Roger Glover: Freut mich, dass es euch gefällt. Ich kann leider nicht viel dazu sagen.

HL: Warum nicht? Irgendwelche Sonderklauseln in den Verträgen?

RG: Nein, die Wahrheit ist, weil ich es noch nicht gehört habe. Nicht einen Ton. Aber ich finde es gut, dass es dem Rest der Welt, der es gehört hat, gefällt.

HL: Oh, super. Dann haben wir ja quasi die perfekte Basis für ein Gespräch.

RG: Ich habe mir natürlich einen Scherz erlaubt. Klar habe ich das Album gehört. Aber schön, dass ihr passend reagiert habt.

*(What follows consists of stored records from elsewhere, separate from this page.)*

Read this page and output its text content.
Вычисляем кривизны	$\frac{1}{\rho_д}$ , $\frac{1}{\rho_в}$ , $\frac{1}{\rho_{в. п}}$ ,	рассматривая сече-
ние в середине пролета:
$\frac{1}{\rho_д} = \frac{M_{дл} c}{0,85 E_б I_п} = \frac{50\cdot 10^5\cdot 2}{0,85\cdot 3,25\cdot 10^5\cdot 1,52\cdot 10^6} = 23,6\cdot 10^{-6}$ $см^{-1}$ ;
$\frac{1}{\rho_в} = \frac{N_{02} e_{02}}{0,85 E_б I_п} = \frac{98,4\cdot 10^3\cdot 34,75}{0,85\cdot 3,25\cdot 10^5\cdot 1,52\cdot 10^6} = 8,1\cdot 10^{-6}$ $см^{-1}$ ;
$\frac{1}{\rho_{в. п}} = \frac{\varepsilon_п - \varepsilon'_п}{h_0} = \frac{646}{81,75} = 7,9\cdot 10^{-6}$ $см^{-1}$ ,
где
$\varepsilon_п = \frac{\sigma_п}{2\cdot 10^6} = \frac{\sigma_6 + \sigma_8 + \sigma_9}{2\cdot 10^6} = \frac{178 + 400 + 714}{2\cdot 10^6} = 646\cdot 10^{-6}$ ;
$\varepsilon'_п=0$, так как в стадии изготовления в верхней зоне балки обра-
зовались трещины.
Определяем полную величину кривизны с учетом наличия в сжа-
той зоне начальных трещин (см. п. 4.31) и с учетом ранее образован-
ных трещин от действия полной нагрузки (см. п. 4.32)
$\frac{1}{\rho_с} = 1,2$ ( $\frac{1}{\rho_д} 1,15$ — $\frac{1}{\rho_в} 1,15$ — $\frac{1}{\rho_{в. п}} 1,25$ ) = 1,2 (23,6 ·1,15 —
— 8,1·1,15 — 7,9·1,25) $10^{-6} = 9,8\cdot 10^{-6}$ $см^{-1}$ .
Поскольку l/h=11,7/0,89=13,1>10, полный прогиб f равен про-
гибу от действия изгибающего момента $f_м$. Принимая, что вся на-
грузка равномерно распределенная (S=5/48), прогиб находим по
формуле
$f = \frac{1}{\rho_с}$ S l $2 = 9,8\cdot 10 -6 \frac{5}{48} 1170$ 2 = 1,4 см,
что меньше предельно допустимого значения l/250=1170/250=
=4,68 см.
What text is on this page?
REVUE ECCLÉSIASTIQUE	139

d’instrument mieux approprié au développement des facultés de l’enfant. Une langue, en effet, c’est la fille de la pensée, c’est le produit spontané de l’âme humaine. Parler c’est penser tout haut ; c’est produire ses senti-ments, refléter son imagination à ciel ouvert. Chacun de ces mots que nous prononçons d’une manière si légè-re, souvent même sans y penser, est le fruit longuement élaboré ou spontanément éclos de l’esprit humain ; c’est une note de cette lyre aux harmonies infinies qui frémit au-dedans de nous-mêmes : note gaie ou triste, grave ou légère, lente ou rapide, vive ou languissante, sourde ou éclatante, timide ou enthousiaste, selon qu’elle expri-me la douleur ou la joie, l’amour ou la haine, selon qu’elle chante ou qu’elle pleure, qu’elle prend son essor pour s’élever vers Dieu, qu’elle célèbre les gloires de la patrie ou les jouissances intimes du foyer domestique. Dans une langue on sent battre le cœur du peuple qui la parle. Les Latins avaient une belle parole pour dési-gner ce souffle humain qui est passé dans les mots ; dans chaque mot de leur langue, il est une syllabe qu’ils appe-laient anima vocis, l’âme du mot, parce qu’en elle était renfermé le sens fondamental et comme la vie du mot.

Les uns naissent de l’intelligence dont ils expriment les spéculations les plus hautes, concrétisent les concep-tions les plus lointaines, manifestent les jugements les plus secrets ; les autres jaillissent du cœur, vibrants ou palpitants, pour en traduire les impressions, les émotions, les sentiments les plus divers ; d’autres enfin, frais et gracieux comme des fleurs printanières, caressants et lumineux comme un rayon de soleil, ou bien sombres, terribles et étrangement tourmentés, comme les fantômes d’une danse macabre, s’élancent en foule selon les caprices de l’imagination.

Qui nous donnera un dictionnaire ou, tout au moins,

HL: Ich kenne und liebe den britischen Humor, deswegen hatte ich die passende Antwort dazu. Ich hätte mich auch gewundert, wenn du als Songwriter das Album nicht kennst. Aber legen wir doch gleich los. Denn vor drei Jahren hatten wir uns in Berlin getroffen, um über das Album „InFinite“ zu reden. Damals sagtest du, dass dies wahrscheinlich das letzte Album sein wird und dass ihr mit der darauffolgenden Tour euren Abschied einleiten werdet. Nun ist alles anders?

RG: Das muss ich relativieren. Wir sagen bereits seit Jahren mit jedem neuen Album, dass dies wohl das letzte ist (lacht). Don Airey hatte diese Aussage bei „Now What?!“ (2014) und ich hatte das auch gesagt beim letzten Album, das stimmt. Das liegt einfach daran, dass wir vom derzeitigen Moment ausgehen. Wir sind realistisch und wissen auch, dass wir nicht mehr die jüngsten sind. Doch wir sind auch Künstler und in uns fließen stetig kreative Prozesse. Also probieren wir es dann ein weiteres Mal. Wichtig ist uns nur, dass wir nicht zu einer Parodie von uns selbst werden. Wenn wir merken, dass nichts Vernünftiges in so einer Session herauskommt, dann ziehen wir freiwillig die Reißleine. Nichts ist schlimmer, als wenn ein Fan sagt, dass wir den richtigen Zeitpunkt für einen Absprung verpasst haben.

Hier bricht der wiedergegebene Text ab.